Roche has announced it is buying the United States diagnostics company Igen International, ending a long-standing licensing dispute between the two concerns.
Under the terms of the $1.4 billion (SFr1.89 billion) deal, Roche will gain access to Igen technology which has been at the centre of a legal battle since 1997.
Although Roche has cleared an obstacle to its expanding diagnostics business, it has had to pay a high price.
The deal represents a 26 per cent premium over Igen’s Thursday closing share price on the Nasdaq stock exchange, where it closed at $37.20.
Roche has a 12 per cent market share in the $6 billion diagnostics area, with its business growing by more than 20 per cent annually.
"We certainly think it's a very high price to pay," Barclays analyst Morten Herholdt told swissinfo.
"But if you consider the alternative to Roche, it probably was worth paying this kind of premium in order to avoid any particular disruption to the diagnostics division, which has been doing quite well," he added.
The dispute concerned technology that detects bacteria, toxins and disease-causing pathogens. Igen had accused Roche of using it more widely than allowed under an agreement between the two.
Roche will now be able to use the lab testing technology without having to pay royalties.

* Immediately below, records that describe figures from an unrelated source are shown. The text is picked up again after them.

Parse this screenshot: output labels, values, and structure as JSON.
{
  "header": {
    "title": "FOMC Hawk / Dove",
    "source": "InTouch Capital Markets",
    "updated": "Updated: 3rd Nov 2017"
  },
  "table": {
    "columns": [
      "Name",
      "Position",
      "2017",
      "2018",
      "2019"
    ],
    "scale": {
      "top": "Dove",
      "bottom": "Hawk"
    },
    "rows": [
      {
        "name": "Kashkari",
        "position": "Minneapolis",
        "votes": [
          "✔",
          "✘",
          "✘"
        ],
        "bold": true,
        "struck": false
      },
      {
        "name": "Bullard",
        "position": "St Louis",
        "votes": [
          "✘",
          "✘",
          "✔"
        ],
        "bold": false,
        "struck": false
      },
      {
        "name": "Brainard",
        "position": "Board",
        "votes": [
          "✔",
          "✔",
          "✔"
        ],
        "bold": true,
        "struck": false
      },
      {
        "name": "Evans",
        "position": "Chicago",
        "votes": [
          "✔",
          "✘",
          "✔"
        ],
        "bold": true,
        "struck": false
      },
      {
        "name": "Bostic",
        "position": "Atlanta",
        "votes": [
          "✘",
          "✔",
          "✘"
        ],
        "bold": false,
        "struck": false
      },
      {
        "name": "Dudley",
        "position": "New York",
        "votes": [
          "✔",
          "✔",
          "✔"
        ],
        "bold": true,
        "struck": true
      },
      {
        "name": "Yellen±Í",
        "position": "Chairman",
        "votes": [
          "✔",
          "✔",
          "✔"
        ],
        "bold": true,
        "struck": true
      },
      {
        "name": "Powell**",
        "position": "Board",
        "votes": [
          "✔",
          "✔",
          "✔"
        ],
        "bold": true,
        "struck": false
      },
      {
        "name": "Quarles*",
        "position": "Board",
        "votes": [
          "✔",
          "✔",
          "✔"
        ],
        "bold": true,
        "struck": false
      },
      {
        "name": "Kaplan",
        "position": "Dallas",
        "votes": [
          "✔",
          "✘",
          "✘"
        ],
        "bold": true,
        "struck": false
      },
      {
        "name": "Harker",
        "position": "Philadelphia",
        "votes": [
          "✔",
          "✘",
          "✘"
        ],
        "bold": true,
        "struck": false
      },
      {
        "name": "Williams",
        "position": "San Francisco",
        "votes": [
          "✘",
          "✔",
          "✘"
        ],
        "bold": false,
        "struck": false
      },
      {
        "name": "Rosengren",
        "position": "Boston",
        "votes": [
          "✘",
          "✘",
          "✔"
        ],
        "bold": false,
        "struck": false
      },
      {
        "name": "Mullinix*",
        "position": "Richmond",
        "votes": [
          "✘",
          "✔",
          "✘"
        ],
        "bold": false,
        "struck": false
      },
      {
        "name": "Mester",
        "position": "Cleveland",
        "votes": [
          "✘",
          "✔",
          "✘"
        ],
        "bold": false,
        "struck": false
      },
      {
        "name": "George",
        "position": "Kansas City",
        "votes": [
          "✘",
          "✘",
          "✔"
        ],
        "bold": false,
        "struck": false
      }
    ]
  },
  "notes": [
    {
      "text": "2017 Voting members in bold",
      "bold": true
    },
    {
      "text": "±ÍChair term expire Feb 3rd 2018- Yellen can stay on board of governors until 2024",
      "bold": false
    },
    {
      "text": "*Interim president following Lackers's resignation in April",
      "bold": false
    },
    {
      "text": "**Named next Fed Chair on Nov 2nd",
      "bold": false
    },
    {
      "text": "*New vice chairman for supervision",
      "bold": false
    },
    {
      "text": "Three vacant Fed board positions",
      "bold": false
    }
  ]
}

In a complex accord, Igen shareholders are to receive $47.25 for each share they own and also one share in a new company that would own the technology in question.
The new firm, which will eventually be listed on the Nasdaq, will be able to license the technology to other parties.
Announcing Roche’s first-half profit of SFr1.585 billion on Wednesday, group chairman and CEO Franz Humer said he would not be cornered into an acquisition of Igen.
In a company statement announcing the Igen deal, Humer said that both parties had achieved a “clear win-win” situation in a highly complex dispute.
“Roche will be able to provide unrestricted access to all its diagnostics products for all its customers, and Igen’s shareholders are offered an attractive price and will own a solid business with excellent prospects,” he said.
“Putting this long period of uncertainty to an end will allow both Roche and the new spin-off company to fully focus on their respective businesses and to further develop them independently of each other,” he added.
Despite the high price of the takeover, Humer said he was sticking to Roche’s earnings guidance.
He commented that the deal would have “no effect” on company predictions or on profitability.
Roche generated some SFr500 million last year in sales from products based on Igen technology and paid the Maryland firm royalties of nine per cent.
Roche’s total diagnostics division reported sales of SFr7.24 billion.
The deal is expected to close by the end of the year and the new company will be named shortly before that.
swissinfo with agencies
Roche key facts
Roche generated some SFr500 million last year in sales from products based on Igen technology.
The Basel-based pharmaceuticals giant paid the Maryland firm royalties of nine per cent.
Roche has a 12 per cent market share in the $6 billion diagnostics area.
On Wednesday Roche reported that first-half adjusted net profit had fallen by almost a quarter to SFr1.585 billion ($1.16 billion).